As the after (above) and before (below) photos show, the changes are meant to improve pedestrian access to the town center, which had been curtailed by the old “concrete collar,” as one politician dubbed the ring road. New road treatments have been put in, the sidewalks (or pavements, as the English say) have been widened (they are now wider than the actual roads), and typical traffic infrastructure, from the humblest sign to the brightest traffic signals have been removed. As the county’s website puts it, the “shared space” project (whose consultants include Ben Hamilton-Baillie, who appears in Traffic), “seeks to change the ‘mental maps’ that drivers create and alert them to a different environment in which pedestrians and cyclists have equal priority. The keys to this are low speeds, a narrow carriageway and the removal of the typical visual clues for drivers, such as information signs and pedestrian guard railing.”
The press, rather than talk about, say, how the project might make the town a more livable place, has focused on one aspect: The provocative stance towards traffic interactions on the new road.

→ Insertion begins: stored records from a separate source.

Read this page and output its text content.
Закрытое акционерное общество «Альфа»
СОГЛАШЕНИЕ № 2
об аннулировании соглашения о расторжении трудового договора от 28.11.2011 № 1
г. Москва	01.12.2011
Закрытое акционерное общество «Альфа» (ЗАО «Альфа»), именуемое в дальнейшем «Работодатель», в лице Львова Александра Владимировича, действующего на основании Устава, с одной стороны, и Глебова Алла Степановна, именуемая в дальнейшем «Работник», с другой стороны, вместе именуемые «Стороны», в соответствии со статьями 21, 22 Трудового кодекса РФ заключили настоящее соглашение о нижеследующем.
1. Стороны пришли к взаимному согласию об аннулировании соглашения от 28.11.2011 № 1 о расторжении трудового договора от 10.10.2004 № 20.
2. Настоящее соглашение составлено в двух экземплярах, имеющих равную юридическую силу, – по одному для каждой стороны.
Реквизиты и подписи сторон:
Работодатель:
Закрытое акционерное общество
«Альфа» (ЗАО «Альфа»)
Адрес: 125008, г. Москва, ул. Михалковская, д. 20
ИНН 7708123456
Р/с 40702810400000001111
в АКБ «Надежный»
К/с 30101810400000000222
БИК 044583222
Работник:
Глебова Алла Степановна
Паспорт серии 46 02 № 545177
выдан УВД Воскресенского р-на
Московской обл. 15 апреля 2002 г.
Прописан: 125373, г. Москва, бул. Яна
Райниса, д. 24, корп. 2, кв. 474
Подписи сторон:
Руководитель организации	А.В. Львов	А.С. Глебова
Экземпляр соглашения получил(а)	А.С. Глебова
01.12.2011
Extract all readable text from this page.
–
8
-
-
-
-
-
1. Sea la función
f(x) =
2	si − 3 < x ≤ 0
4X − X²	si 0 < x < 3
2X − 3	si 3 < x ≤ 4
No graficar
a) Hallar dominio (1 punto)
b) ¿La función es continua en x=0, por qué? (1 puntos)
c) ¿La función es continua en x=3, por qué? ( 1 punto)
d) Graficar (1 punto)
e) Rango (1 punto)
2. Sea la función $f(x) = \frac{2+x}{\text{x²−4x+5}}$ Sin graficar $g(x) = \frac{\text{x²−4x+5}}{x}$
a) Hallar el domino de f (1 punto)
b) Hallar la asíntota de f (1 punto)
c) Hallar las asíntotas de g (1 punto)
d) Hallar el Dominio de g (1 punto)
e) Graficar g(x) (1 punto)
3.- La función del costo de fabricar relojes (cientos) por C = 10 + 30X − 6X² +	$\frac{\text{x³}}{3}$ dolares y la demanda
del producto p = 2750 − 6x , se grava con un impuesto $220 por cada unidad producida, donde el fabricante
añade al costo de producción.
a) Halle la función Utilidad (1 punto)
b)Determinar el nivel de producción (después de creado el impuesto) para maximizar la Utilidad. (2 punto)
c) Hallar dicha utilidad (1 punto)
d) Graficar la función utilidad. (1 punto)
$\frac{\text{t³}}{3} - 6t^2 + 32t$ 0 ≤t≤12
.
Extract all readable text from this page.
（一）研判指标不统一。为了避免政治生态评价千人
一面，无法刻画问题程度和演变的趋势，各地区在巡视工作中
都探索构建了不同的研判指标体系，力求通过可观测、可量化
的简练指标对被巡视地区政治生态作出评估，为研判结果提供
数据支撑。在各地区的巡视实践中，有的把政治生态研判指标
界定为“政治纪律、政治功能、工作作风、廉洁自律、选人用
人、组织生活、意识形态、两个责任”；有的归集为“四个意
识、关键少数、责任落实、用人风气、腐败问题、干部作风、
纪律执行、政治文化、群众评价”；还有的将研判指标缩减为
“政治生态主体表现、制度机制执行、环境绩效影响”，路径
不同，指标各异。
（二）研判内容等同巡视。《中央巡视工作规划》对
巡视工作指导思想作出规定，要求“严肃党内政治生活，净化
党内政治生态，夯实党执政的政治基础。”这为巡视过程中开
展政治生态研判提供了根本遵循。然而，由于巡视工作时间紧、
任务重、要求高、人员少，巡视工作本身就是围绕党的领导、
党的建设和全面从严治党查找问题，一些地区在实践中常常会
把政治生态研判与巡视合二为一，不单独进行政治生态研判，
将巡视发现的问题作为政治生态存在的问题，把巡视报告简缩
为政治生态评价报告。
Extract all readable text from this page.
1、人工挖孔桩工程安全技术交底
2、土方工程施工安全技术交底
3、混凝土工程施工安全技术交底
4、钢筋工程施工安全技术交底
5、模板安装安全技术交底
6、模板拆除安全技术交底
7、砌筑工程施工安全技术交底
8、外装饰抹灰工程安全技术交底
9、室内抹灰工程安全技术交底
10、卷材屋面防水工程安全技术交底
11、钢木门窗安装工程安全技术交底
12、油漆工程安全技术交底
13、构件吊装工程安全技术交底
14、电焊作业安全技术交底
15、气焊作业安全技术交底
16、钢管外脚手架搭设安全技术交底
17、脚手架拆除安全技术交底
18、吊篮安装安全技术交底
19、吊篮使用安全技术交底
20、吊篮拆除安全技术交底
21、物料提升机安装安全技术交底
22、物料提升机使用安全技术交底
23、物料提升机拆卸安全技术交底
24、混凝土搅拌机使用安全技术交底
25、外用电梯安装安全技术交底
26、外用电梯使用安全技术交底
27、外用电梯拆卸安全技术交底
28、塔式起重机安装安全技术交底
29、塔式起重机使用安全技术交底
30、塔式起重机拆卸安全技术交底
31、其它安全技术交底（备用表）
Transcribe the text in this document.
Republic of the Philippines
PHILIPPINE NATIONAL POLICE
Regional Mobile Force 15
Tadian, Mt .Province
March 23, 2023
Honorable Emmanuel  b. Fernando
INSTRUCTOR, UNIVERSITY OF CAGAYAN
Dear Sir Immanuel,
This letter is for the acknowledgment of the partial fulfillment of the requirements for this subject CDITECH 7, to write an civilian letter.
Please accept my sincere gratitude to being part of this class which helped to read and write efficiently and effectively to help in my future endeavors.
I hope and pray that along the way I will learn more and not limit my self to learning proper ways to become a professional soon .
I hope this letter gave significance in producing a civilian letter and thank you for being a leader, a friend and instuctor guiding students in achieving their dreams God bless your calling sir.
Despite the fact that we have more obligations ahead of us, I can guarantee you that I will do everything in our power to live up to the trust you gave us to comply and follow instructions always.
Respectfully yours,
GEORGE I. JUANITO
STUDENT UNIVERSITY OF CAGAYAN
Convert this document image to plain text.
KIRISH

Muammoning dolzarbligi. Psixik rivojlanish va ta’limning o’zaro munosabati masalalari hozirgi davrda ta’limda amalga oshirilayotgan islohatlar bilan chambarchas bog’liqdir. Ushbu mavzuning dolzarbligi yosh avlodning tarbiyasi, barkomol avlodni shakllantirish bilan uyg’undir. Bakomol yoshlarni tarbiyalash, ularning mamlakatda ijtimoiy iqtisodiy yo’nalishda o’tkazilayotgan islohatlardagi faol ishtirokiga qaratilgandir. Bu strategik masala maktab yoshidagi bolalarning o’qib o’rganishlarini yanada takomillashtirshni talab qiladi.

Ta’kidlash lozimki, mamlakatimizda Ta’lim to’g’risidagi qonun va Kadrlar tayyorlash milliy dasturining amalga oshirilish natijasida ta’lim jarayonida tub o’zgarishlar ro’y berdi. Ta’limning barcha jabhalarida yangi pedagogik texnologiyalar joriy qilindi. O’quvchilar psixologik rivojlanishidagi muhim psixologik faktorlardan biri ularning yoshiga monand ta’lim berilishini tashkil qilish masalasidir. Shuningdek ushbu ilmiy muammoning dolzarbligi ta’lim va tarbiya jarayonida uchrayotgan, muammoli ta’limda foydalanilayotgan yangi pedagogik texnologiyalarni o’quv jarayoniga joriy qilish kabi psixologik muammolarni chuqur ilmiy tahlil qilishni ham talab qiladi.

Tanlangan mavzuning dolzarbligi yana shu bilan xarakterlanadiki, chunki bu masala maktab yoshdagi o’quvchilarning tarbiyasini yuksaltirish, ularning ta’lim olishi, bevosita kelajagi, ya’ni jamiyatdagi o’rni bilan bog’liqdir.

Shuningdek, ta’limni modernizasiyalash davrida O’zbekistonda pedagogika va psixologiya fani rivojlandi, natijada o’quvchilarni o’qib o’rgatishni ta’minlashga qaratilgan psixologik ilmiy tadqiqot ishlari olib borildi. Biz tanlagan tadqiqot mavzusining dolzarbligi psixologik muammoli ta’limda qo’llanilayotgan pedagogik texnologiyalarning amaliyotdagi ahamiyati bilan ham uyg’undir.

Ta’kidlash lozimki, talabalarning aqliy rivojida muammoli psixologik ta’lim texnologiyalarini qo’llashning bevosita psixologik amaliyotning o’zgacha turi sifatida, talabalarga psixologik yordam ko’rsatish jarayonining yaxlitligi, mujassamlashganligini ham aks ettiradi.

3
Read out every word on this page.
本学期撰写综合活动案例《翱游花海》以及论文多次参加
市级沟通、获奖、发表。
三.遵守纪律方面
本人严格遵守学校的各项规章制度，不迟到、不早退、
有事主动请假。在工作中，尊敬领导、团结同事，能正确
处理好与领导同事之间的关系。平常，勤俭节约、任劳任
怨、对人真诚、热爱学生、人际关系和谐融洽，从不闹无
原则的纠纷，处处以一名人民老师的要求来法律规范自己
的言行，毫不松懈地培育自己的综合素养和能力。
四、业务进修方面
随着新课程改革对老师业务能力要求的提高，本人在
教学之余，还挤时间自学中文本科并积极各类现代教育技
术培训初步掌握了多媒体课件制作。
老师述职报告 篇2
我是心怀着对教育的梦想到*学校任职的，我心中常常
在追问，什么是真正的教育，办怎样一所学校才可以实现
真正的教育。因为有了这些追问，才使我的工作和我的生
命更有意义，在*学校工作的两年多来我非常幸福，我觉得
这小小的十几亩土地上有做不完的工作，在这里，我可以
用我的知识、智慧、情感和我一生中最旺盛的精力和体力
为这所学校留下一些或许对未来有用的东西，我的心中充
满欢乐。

The Times wrote: “Drivers no longer have the right of way on the ring road in Ashford, Kent, and have to negotiate their way across junctions, with no signs or lines to guide them. All road users, whether travelling on foot, by bicycle, car or bus, have equal priority and must use eye contact to decide who goes first.” This is the same sort of thing that has been successfully deployed everywhere from London to Sweden, and happens in more informal environments like parking lots, but still elicits an inherent suspicion, as we seem to treat drivers as a group as a class beyond behavioral change, beyond the capability of reacting to shifting hazards, beyond the ability to act civilized. The paper quotes Paul Watters, head of roads policy at the AA: “Those streets will be reverting to the law of the jungle. There will be road rage, collisions and chaos because no one knows who has priority.”
To which I might only say that road rage, collisions, and chaos, in my experience, occur as much, if not more, on the roads in which the priority — and everything else, including the majority of space — quite clearly belong to cars (my nearby Brooklyn example is Atlantic Avenue, a perennially promising street calling out for a renaissance but which reminds chronically hampered by a vast gulf of routinely speeding traffic down its six lanes; crashes, involving both vehicles and pedestrians, are frequent). The high incidence of pedestrians struck (with the right of way) by cars turning on “their” green light is proof enough that signals themselves only go so far and may in fact heighten danger. Of course, the issue goes far beyond design: Beginning with more thorough education for drivers and ending with much stiffer penalties for violating fundamental traffic laws.
I hope to make it to Ashford to see some of this first-hand, but in the meantime, there’s loads of information at the Kent County Council’s site. Also work a look is the “Lost O” website, after the vanished ring road, which details a set of public artworks (including Montreal’s excellent Roadsworth) that were unveiled on the build-up to the project — to the typical alarm, scorn, and consternation of shrill outlets like the Daily Mail.